The picture is an incongruous one: what led to the appearance of this complex in a parochial corner of the northeast United States? To better understand, we need to look at the history, trajectory, and conduct of the Falun Gong movement. Over the following series of posts, I hope to provide an account of Falun Gong’s growth and examine its discursive intertwinement with spirituality, identity, and notions of belonging in the global Chinese diaspora. This will entail an overview of its formation and historical antecedents, the major spiritual and ideological tenets of the belief system it promotes, the purposes it fulfils for its adherents, its organisational structure, and its controversial involvement in the international political arena, as all of these factors have specific implications for how it wields its influence on the level of the individual and the community.

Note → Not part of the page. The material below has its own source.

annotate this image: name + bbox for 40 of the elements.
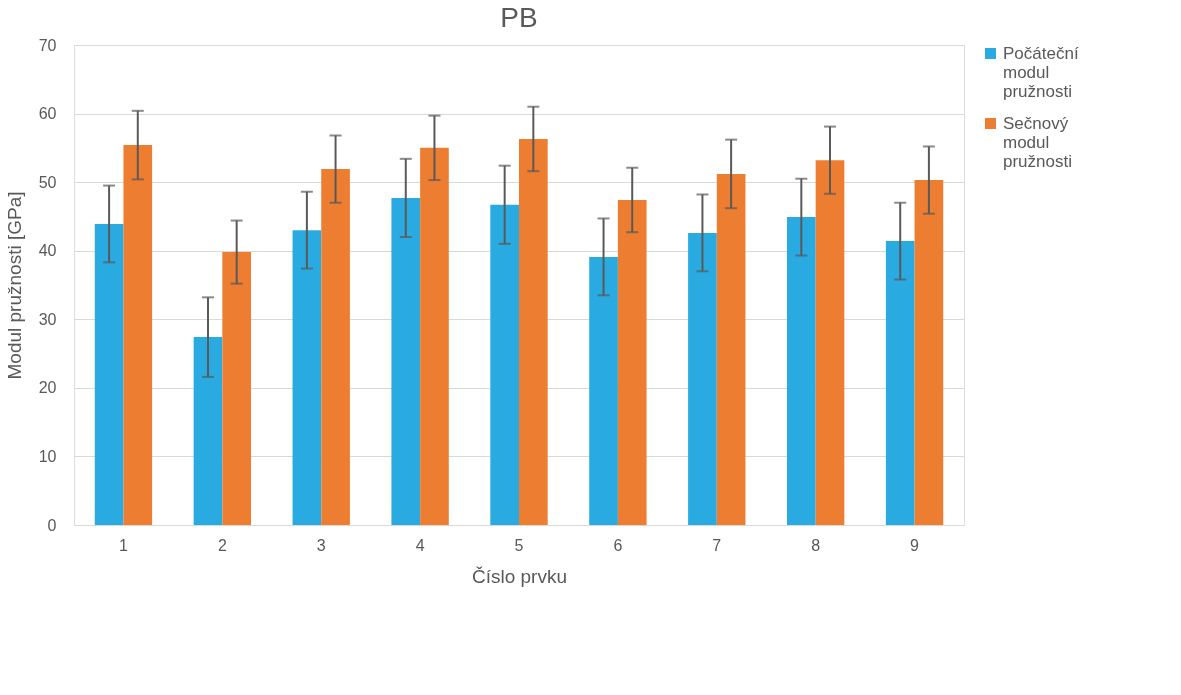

So: in the coming weeks, I will consider Falun Gong’s transformative impact and the question of how it has reconfigured diaspora spirituality by examining its effects across multiple scales, from the most granular individual experiences of the movement and its teachings all the way up to its interactions with state actors. This inquiry will hinge on how currents of change propagate through two types of transregional networks:

first, Falun Gong’s proprietary infrastructure of media outlets and affiliated organisations, and its international reach (the ‘pipelines’ in the title, intended to suggest efficient and uninterrupted transmission of spiritual and ideological content over arbitrary spans of physical distance and time);

and second, the pre-existing, historical linkages of religiosity and spiritual belief present in the Chinese diaspora, established and tended by immigrant communities over successive generations as they moved out of their places of origin (the ‘pathways’, so called as they comprise phenomena that are more intelligible on the local scale, and also involve a degree of individual agency).

This dichotomy is the basis for a sub-question with its own implications for the extent to which the rise of Falun Gong signifies a distinct break from the past: is its spread more an outcome of an established and ongoing process, or a phenomenon that depends on the specific condition of modernity?

This series of posts is adapted from a research essay I wrote in 2021 during the final taught semester of my graduate studies.